先週末は、風邪の引き初めで殆ど寝ていた。いつもの症状とやや異なる上に掛かり付けの耳鼻科が休みだったため、近くの内科に行った。特に悪い医者ではないのだが、検査予約の患者優先のため一般診察は1時間以上待たされるのが常である上に、処方される薬が私にはあまり合わない気がする。…良い医者でもないか。
ともあれ、“一応受験生”の娘に移す訳にいかないので、私は一人書斎で寝ることにした。念のため、治ったら戻る旨を宣言したが、妻は反応なし。
一人で寝て都合が良いのは、枕元まで酒を持ち込めること。尤も、不調故に一人で寝るのだから、実のところ酒など呑めない。そもそも横になるとすぐに眠くなるので、呑んだり本を読んだりするどころではなかった。それが風邪のためか薬のためかは分からない。
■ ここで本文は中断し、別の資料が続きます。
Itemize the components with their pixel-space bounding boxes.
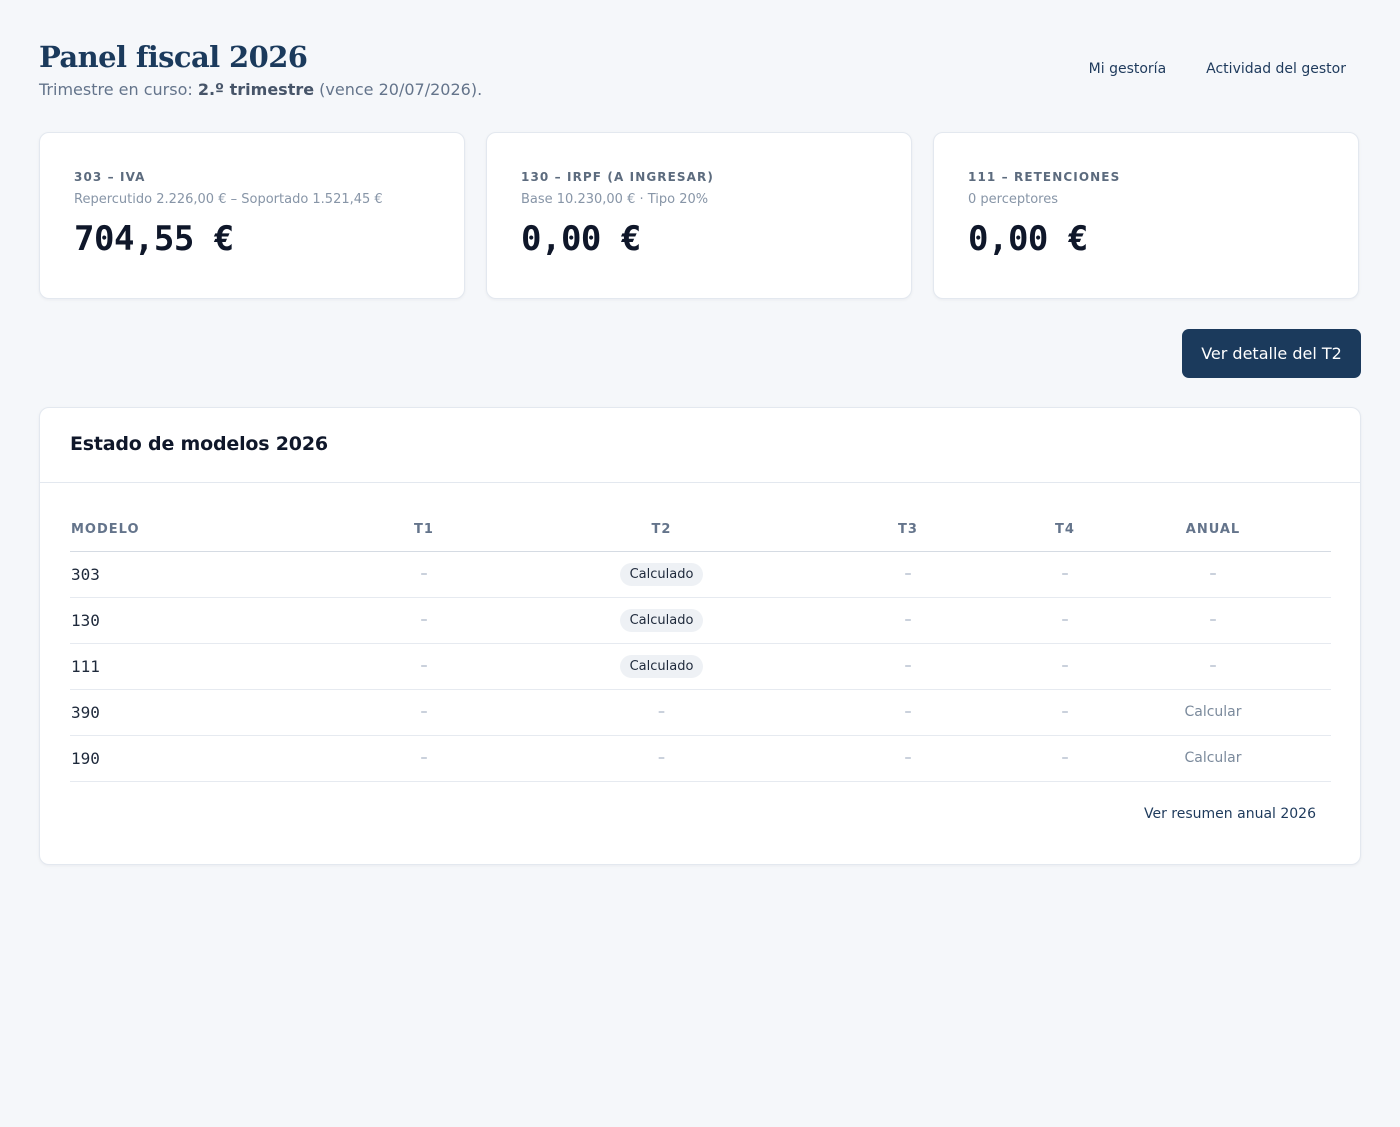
card-label: 303 – IVA: [74, 170, 146, 184]
table-row: 130 – Calculado – – –: [70, 597, 1331, 644]
subtitle-due-date: (vence 20/07/2026).: [314, 80, 483, 99]
cell-t1: –: [306, 597, 542, 644]
cell-t1: –: [306, 643, 542, 690]
calcular-190-link[interactable]: Calcular: [1184, 750, 1241, 766]
card-detail: 0 perceptores: [968, 192, 1058, 207]
table-row: 111 – Calculado – – –: [70, 643, 1331, 690]
model-code: 303: [71, 564, 100, 584]
column-header-t3: T3: [781, 512, 1035, 552]
card-detail: Base 10.230,00 € · Tipo 20%: [521, 192, 709, 207]
cell-annual: –: [1095, 643, 1331, 690]
table-row: 303 – Calculado – – –: [70, 551, 1331, 598]
annual-summary-link[interactable]: Ver resumen anual 2026: [1144, 806, 1316, 822]
status-badge: Calculado: [619, 608, 704, 632]
top-nav: Mi gestoría Actividad del gestor: [1089, 61, 1346, 77]
model-code: 130: [71, 610, 100, 630]
card-detail: Repercutido 2.226,00 € – Soportado 1.521…: [74, 192, 383, 207]
card-130-irpf: 130 – IRPF (a ingresar) Base 10.230,00 €…: [486, 132, 912, 299]
card-label: 111 – Retenciones: [968, 170, 1121, 184]
cell-t3: –: [781, 689, 1035, 736]
model-code: 190: [71, 748, 100, 768]
cell-annual: –: [1095, 597, 1331, 644]
card-amount: 704,55 €: [74, 219, 234, 259]
cell-t3: –: [781, 597, 1035, 644]
panel-title: Estado de modelos 2026: [70, 433, 328, 455]
cell-t1: –: [306, 735, 542, 782]
model-code: 390: [71, 702, 100, 722]
page-title: Panel fiscal 2026: [39, 40, 308, 74]
calcular-390-link[interactable]: Calcular: [1184, 704, 1241, 720]
table-row: 190 – – – – Calcular: [70, 735, 1331, 782]
current-quarter: 2.º trimestre: [197, 80, 315, 99]
card-111-retenciones: 111 – Retenciones 0 perceptores 0,00 €: [933, 132, 1359, 299]
panel-header: Estado de modelos 2026: [40, 408, 1360, 483]
quarter-subtitle: Trimestre en curso: 2.º trimestre (vence…: [39, 80, 482, 99]
subtitle-prefix: Trimestre en curso:: [39, 80, 198, 99]
column-header-t4: T4: [1035, 512, 1095, 552]
cell-t2: –: [542, 689, 781, 736]
card-amount: 0,00 €: [968, 219, 1088, 259]
cell-t4: –: [1035, 643, 1095, 690]
model-code: 111: [71, 656, 100, 676]
cell-t1: –: [306, 689, 542, 736]
status-badge: Calculado: [619, 654, 704, 678]
column-header-t1: T1: [306, 512, 542, 552]
mi-gestoria-link[interactable]: Mi gestoría: [1089, 61, 1167, 77]
card-amount: 0,00 €: [521, 219, 641, 259]
cell-t3: –: [781, 735, 1035, 782]
view-t2-detail-button[interactable]: Ver detalle del T2: [1182, 329, 1361, 378]
column-header-t2: T2: [542, 512, 781, 552]
card-303-iva: 303 – IVA Repercutido 2.226,00 € – Sopor…: [39, 132, 465, 299]
cell-t2: –: [542, 735, 781, 782]
card-label: 130 – IRPF (a ingresar): [521, 170, 714, 184]
column-header-anual: Anual: [1095, 512, 1331, 552]
cell-t3: –: [781, 643, 1035, 690]
cell-annual: –: [1095, 551, 1331, 598]
models-status-table: Modelo T1 T2 T3 T4 Anual 303 – Calculado…: [70, 512, 1331, 782]
column-header-modelo: Modelo: [70, 512, 306, 552]
actividad-gestor-link[interactable]: Actividad del gestor: [1206, 61, 1346, 77]
table-row: 390 – – – – Calcular: [70, 689, 1331, 736]
cell-t4: –: [1035, 597, 1095, 644]
models-status-panel: Estado de modelos 2026 Modelo T1 T2 T3 T…: [39, 407, 1361, 865]
status-badge: Calculado: [619, 562, 704, 586]
cell-t1: –: [306, 551, 542, 598]
table-header-row: Modelo T1 T2 T3 T4 Anual: [70, 512, 1331, 552]
cell-t4: –: [1035, 689, 1095, 736]
cell-t4: –: [1035, 735, 1095, 782]
cell-t4: –: [1035, 551, 1095, 598]
cell-t3: –: [781, 551, 1035, 598]
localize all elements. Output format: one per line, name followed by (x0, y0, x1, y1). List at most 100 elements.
そして、一人で寝ているからか、病気だからか、厭な夢ばかり見る。眠りも浅く、短く何度も寝るので、内容は続き物になったり、重複したり、あるいはパラレルになっていたり、様々だった。
精神分析とか夢占い(言葉だけだと落差が大きいな)にはいずれも興味はないが、書き物の素材として要素を書き留めておくのも良いと思った。絶対的で本能的な、そして潜在的なシナプスで繋がっているから。
いつか見た街の情景
複雑に合流し合う高架の下
間にゴミの溜まったブロック塀に囲まれた空き地
不安を覚える場所
高くて不安定な崩れかけた建物の壁面
狭くて汚い古い坑道の様な通路や廃棄された地下通路
信用できない物
繋がるかどうか分からない携帯電話
掴まっていると突然崩れそうな手摺
厭な状況
自分が言った覚えのない言葉を盾に責められる
必要な物が手の届かない隙間に落ち込んでいく
客観的には意味不明なパーツの羅列な訳だが、自分の中では温度や匂いまで把握できている。難点は、これで何かを書くと決定的にナーバスになりそうだというところだろうか。